Like many of his peers, Ejekwu uses common industry tricks in his skits, such as his use of well-timed background voice-overs to amplify the mood in a scene or add to the weight of a joke. These voice-overs function like laugh tracks that characterise many American sitcoms: goading viewers into laughing. Ejekwu’s skits are littered with many such goading: “No be juju be that?” can be heard when Sabinus says or does something inexplicably stupid, and “Continue” — in the voice of former First Lady Patience Jonathan — cuts in as a skit nears its climax.

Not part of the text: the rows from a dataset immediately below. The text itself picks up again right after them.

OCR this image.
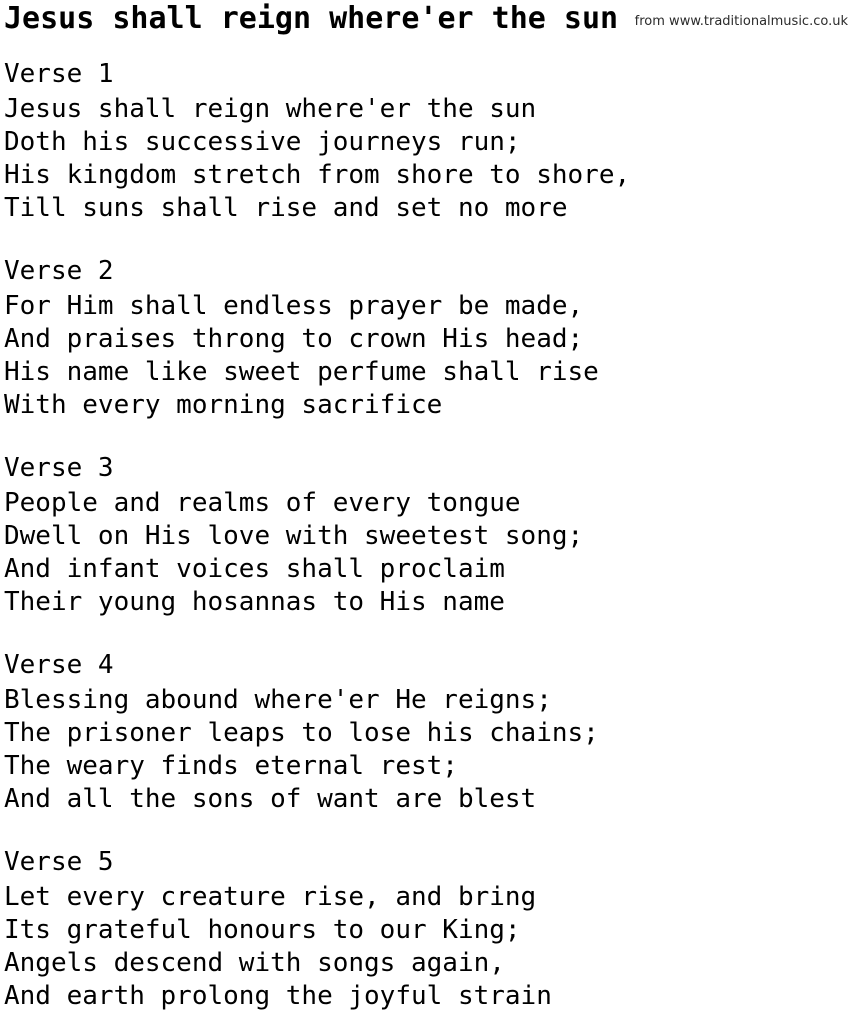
Jesus shall reign where'er the sun	from www.traditionalmusic.co.uk
Verse 1
Jesus shall reign where'er the sun
Doth his successive journeys run;
His kingdom stretch from shore to shore,
Till suns shall rise and set no more
Verse 2
For Him shall endless prayer be made,
And praises throng to crown His head;
His name like sweet perfume shall rise
With every morning sacrifice
Verse 3
People and realms of every tongue
Dwell on His love with sweetest song;
And infant voices shall proclaim
Their young hosannas to His name
Verse 4
Blessing abound where'er He reigns;
The prisoner leaps to lose his chains;
The weary finds eternal rest;
And all the sons of want are blest
Verse 5
Let every creature rise, and bring
Its grateful honours to our King;
Angels descend with songs again,
And earth prolong the joyful strain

Like his peers, many of his skits are laden with paid-for birthday wishes and advertisements, a shocking amount of which are about cryptocurrency trading and betting companies. Like Sabinus — who places and loses a series of bets in a certain episode — Ejekwu seems to nurse no moral qualms about gambling, implicitly encouraging his followers to do so as he advertises on behalf of certain betting companies. In the end, what matters is that he succeeds on most occasions in incorporating this commercial white noise into his craft, spinning humour out of them, a feat that not many of his peers do well. In the aspects of theme and technique, a lot of Ejekwu’s routines rely on well-established tropes and clichés. Yet this does not take the bite from his sketches. His ability to use basic dramatic techniques of recognition and reversal of fortune to great effect is indeed commendable. These and his facial expressions, some of which have since entered Twitter meme canon, are often enough to land the joke. It will be interesting to see how his craft evolves in the years to come. And considering his work ethic, evidenced by his prolific output, he sure has no plans of slowing down soon.